Communication is Key
This seems like a no brainer. However, I have found that when I am struggling with balancing motherhood (family life) with marathon training, oftentimes my communication is lacking with my husband. Communication is key.
Communication with your help support what you need from them. I need to run 20 miles by myself this weekend. Be specific with your words and requests. There might be some disagreements with date, times and distance… but you need to communicate with your support system for the support you need.
Planning ahead goes well with the first two steps above: get organized and communication. When you plan ahead with your training plan, you know what you need to do that week for your run. You can map out your weekly activities, play dates, and even children’s activities.

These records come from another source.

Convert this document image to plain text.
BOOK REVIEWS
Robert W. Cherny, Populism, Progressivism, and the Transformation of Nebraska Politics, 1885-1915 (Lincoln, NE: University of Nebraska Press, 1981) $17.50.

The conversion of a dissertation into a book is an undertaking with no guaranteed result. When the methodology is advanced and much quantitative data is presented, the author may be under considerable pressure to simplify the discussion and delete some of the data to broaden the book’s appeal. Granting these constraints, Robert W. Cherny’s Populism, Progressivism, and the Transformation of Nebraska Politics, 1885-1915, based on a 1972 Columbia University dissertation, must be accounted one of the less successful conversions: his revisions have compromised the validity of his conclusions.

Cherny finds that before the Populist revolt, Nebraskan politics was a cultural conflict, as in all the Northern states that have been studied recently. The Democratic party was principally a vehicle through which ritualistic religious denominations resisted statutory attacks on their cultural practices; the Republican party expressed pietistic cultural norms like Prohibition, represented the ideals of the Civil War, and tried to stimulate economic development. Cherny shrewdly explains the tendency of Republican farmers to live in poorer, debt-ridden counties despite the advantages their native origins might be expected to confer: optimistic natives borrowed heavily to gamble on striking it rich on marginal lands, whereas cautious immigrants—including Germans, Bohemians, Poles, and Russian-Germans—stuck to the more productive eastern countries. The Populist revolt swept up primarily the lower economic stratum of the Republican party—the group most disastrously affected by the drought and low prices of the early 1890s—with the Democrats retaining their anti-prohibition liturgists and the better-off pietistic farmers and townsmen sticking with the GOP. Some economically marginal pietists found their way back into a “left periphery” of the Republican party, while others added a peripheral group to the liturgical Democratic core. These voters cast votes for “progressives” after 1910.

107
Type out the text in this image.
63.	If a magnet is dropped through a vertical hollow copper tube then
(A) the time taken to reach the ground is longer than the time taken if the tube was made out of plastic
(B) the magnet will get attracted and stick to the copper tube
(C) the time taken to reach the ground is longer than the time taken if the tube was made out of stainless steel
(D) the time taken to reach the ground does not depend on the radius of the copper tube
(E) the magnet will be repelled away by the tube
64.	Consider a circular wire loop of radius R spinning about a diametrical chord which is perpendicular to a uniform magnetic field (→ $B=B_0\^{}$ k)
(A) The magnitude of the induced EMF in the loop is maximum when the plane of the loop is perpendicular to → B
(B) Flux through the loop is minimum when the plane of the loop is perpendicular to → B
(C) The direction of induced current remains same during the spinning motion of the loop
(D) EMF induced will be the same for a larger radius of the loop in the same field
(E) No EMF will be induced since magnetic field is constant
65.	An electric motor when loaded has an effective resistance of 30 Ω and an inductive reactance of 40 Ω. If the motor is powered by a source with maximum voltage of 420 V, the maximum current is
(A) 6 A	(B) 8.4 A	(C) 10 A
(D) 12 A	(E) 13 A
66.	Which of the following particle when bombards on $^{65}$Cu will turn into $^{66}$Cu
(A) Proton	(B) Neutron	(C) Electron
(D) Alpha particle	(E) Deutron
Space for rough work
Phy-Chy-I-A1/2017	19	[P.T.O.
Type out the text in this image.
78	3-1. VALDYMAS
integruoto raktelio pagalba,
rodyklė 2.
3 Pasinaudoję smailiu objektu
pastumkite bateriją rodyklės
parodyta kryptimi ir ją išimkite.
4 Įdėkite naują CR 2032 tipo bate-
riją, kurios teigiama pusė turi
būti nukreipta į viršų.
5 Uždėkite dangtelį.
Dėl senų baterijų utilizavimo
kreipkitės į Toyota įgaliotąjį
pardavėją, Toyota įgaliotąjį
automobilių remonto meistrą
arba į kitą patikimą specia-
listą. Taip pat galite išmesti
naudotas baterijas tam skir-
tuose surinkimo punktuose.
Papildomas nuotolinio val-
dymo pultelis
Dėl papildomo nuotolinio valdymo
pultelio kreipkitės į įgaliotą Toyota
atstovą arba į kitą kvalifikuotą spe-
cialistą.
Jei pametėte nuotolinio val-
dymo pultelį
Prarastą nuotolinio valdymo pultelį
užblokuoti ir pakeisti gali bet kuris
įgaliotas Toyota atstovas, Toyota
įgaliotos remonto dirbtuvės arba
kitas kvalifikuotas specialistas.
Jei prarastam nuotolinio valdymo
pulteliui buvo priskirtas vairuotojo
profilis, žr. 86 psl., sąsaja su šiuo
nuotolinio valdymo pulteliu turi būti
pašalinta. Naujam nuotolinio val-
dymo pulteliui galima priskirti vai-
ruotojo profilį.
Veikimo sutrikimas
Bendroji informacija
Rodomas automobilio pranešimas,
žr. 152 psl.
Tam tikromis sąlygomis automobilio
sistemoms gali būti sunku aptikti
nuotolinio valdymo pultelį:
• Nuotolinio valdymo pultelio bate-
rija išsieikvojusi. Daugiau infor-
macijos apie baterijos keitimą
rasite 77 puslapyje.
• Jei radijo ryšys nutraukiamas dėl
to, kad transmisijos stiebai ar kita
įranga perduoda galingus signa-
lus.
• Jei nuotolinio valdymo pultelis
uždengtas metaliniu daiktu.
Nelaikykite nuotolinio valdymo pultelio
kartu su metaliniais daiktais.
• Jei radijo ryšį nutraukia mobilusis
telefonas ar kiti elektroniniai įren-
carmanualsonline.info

When the weekend’s get busy with kids sports (okay, maybe I am just the one juggling three kiddos in different soccer leagues) I need to plan ahead with where their activities are and the time. By planning ahead (and communicating with my husband), I can map out my long run for the weekend. Everyone knows what to expect from each other. No hurt feelings.
All the organization, planning, and communicating in the world can still fall apart some days. Whether the weather isn’t conducive for running or you get a sick kiddo… you need to be flexible.
Perhaps you can’t run outdoors due to a crazy storm… run indoors or pop in a workout DVD to still get the effects of a great workout. Maybe a kiddo gets sick (or you do gasp), rest up and conquer that workout on another day.
My blogging friends Carla and Roni just came out with a book titled, What You Can When You Can: Healthy Living on Your Terms. As a mother runner, my most prized title is MOM. I am a runner second. By embracing the #wycwyc mentality, you do what you can, when you can. Be flexible.
Find Your Best Yes
Know when to say NO. You must evaluate and find your best yes… for you and your family. There are times when you (or your kiddos) will miss out on an activity because of a race, training run, or life event. Being prayerful and aware of what you and your family can take on is key to prevent burn out. Find YOUR best yes… learn to say yes when it is BEST (not just convenient).
Fitting in running and strength training as a mother runner striving to find balance is all about incorporating the above five methods: organization, communication, planning, flexibility, and finding your best yes.